While the like-for-like interest rate increases and the rebounding energy prices make capital flight less of a concern for GCC countries (barring a major escalation in regional conflicts), the Fed’s actions could complicate their efforts to diversify their economy and rely less on oil revenue.
Interbank rates have continued to rise as GCC monetary policy tightens in tandem with the United States, and as the International Monetary Fund warned earlier this year in its review of the MENA region, a “faster-than-expected tightening” of credit conditions could also lead to abrupt financial market and asset price corrections that put pressure on the asset quality of banks. This in turn would affect the availability of credit and slow economic activity in the region.
Regional financial hubs such as Dubai, which does not have the oil wealth of UAE powerhouse Abu Dhabi and relies more debt financing, and Bahrain are the most susceptible to this risk.
Bahrain in particular has a prominent banking sector that plays a central role in fueling economic activity.
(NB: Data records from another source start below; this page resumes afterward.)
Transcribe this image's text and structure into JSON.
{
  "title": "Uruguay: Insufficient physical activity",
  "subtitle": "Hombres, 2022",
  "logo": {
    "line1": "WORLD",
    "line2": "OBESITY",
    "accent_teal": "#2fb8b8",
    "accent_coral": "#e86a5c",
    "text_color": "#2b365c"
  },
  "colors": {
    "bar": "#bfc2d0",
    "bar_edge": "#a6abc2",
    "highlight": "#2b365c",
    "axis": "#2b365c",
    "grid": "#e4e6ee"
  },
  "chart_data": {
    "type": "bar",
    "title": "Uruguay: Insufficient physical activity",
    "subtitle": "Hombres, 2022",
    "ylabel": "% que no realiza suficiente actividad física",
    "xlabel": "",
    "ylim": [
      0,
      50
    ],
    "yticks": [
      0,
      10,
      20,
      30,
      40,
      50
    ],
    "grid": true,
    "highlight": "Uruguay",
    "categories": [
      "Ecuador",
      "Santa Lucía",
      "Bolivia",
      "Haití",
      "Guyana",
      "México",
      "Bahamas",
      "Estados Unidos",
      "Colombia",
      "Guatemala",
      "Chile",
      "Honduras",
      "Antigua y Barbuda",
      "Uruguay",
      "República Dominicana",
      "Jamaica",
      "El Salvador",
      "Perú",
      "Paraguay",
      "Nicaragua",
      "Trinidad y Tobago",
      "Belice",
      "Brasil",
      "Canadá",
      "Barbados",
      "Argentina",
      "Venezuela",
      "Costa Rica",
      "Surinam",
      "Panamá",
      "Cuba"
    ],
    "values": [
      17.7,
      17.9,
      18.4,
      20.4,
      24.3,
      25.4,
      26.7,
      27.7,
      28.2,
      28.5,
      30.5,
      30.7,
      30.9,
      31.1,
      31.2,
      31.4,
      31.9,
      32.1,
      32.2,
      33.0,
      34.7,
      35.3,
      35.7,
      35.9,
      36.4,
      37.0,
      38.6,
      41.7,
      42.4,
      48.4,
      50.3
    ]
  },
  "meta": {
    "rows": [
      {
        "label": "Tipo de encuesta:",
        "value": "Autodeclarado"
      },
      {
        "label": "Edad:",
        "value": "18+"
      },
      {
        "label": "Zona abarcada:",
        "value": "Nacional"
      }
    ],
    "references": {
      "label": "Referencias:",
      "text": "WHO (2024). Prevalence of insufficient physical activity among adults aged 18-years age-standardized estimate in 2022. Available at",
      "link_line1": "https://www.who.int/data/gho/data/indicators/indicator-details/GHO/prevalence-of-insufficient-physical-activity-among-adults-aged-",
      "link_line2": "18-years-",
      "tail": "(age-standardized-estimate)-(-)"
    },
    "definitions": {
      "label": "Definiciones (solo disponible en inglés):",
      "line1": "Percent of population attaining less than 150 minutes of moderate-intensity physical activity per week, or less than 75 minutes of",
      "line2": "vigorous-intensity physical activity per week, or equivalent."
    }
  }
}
According to its central bank, the banking sector is currently the largest non-oil contributor to economic growth, representing 16.7% of real GDP as in 2017.
Rising interest rates, absent government intervention to ease lending standards, will have a dampening effect on demand for credit in GCC countries, which – combined with ongoing fiscal consolidation by many of these governments – will taper the pace of economic growth.
Fiscal Consolidation, Debt Financing
In the wake of the 2011 Arab Spring, many GCC countries embarked on massive public spending sprees to prevent any outbreaks of public unrest within their borders, with estimates of $150 billion spent collectively on housing and social projects in the first half of 2011 alone.
Since then the focus has shifted to significant investments in their respective non-oil sectors, with many also tapping bond markets to fund their expenditures, which has placed a substantial strain on government budgets.
GCC nations are expected to continue issuing domestic and international debt next year, even as interest rates continue to rise in an uncertain economic environment. Take Saudi Arabia for example, whose finance ministry noted in its pre-2019 budget statement that diversifying its economy “represents a major challenge to public finances, especially in view of the fluctuations in world oil prices and the importance of developing non-oil revenues to ensure a stable and sustainable source of financing for necessary and development public of spending.”
Faced with rising deficits, GCC governments are also implementing structural reforms to get spending under control and wean their respective economies off government support. Higher oil prices in recent months might have improved the outlook for GCC budgets, but could bring back the temptation to slow the pace of reforms (despite the always-looming threat of a downward price shock).
A drop-off in economic activity due to higher interest rates would test the commitment of GCC countries to staying the course on fiscal consolidation and implementing other overhauls needed to spur private sector growth.